The NHL Entry Draft is right around the corner, which means THN’s annual draft preview issue is out.  Over Memorial Day weekend and for the past couple weeks, I have been reading about prospects and these are a couple of the thoughts I had while reading this magazine.

This class contains a lot of question marks due to injury. This makes teams’ scouts’ jobs harder, and each club is hoping their scouts have done enough homework.  In fact, of their top ten ranked players, seven suffered some sort of injury.

Many guys are described as a “safe” or “solid” pick.  Usually in the top few picks of a draft, a team will want a guy who is a future star, often called a “home run” pick.  There are a lot of good players in this draft but it sounds like not many will blow people away.  More “doubles” picks than anything.  Quality players, but not many franchise players.  Although you never know who could be a star as a later selection, as a player like Claude Giroux was picked at #22.

There seems to be a lot of depth and equality in the draft, leading some teams to believe they get a steal in the second round.  Tampa Bay has three picks in the second round, so they could stock their prospect pool with some solid players, or package them to move up.

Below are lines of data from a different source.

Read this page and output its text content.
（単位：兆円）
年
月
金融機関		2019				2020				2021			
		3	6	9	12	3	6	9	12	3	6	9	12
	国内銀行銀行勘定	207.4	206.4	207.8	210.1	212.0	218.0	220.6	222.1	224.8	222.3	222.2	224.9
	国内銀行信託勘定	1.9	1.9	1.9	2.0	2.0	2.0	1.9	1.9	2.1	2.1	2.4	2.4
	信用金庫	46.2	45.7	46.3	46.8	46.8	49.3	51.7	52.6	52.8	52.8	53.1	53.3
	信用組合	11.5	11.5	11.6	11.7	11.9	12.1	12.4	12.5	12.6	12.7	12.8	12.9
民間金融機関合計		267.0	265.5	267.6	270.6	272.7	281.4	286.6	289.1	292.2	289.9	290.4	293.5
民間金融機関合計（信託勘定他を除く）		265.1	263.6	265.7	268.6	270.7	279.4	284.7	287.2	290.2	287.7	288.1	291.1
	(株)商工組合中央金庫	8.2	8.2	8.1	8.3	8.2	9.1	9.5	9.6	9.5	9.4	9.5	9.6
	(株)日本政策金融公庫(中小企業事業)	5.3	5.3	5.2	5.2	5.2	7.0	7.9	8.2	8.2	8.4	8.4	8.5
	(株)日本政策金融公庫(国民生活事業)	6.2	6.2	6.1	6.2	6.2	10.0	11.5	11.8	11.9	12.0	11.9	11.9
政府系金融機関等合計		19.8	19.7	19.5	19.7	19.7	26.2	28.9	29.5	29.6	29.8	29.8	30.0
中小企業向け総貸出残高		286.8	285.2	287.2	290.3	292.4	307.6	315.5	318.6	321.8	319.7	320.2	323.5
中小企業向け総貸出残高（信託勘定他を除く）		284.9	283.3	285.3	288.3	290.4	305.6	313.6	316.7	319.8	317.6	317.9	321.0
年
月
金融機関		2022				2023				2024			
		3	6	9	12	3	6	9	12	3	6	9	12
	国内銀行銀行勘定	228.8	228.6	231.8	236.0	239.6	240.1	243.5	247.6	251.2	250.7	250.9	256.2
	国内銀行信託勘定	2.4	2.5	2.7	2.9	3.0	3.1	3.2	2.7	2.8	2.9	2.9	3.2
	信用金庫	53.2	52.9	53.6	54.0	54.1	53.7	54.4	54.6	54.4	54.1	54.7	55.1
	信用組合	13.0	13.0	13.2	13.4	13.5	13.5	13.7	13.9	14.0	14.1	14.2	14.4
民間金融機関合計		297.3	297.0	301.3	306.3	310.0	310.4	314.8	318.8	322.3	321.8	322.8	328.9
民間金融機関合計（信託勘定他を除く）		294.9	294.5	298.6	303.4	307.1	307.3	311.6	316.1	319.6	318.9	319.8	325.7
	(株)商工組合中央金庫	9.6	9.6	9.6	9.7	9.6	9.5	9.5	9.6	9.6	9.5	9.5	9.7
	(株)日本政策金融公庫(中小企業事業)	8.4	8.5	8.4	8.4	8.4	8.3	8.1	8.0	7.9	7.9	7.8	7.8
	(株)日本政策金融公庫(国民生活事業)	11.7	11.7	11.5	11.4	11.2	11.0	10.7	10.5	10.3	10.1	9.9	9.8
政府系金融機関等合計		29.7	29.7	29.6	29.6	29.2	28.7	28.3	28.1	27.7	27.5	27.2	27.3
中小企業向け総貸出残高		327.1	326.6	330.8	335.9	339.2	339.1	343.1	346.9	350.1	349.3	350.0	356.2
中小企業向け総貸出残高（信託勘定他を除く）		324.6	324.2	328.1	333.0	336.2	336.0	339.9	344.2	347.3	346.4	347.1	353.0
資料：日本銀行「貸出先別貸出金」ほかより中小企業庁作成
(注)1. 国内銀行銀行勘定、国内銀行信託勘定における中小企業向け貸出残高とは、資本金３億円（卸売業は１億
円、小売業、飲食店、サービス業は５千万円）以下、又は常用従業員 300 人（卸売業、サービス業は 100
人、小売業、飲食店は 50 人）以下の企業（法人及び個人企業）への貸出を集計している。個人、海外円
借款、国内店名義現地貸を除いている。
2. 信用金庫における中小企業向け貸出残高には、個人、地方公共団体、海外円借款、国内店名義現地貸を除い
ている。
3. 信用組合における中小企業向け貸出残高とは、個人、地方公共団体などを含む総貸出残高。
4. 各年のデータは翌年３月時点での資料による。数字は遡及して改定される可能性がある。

Only four goalies were ranked in the top 100.  Part of that is the lack of quality draft eligible goalies, but some of that goes to show that GM’s aren’t willing to risk an early pick on a goalie.  Goalies can take years to develop, if at all, and teams need their early picks to be ready sooner rather than later.  Guys like Carey Price (5th, 2005) are more the exception than the rule.  Only four goalies have been picked in the first round of the last five drafts, and only one of those five (Jack Campbell, #11, 2010) was picked higher than 18th.

A couple of guys were knocked for being on the small side, but in today’s NHL, players shouldn’t lose position for size unless they were legitimate concerns a Nathan Gerbe-sized guy would get knocked around. Like it said in Prince Albert forward Mike Winther’s description, “nobody ever complains about Claude Giroux’s size.”  Especially since many of these kids have not stopped growing yet, size shouldn’t be a huge concern.

I thought about certain teams possible picks and with the evenness of the draft, I think Columbus may be better served trying to trade down a few spots and pick up an extra pick for depth.  Edmonton could also trade down too, but for a different reason.  They’ve stocked up on so many forwards with their recent first round selections, that they may decide to target a defenseman, either by trading down or passing up Nail Yakupov for a blueliner.  With the plethora of defensemen available, surely the Flyers will take one, either at #20 or by moving up.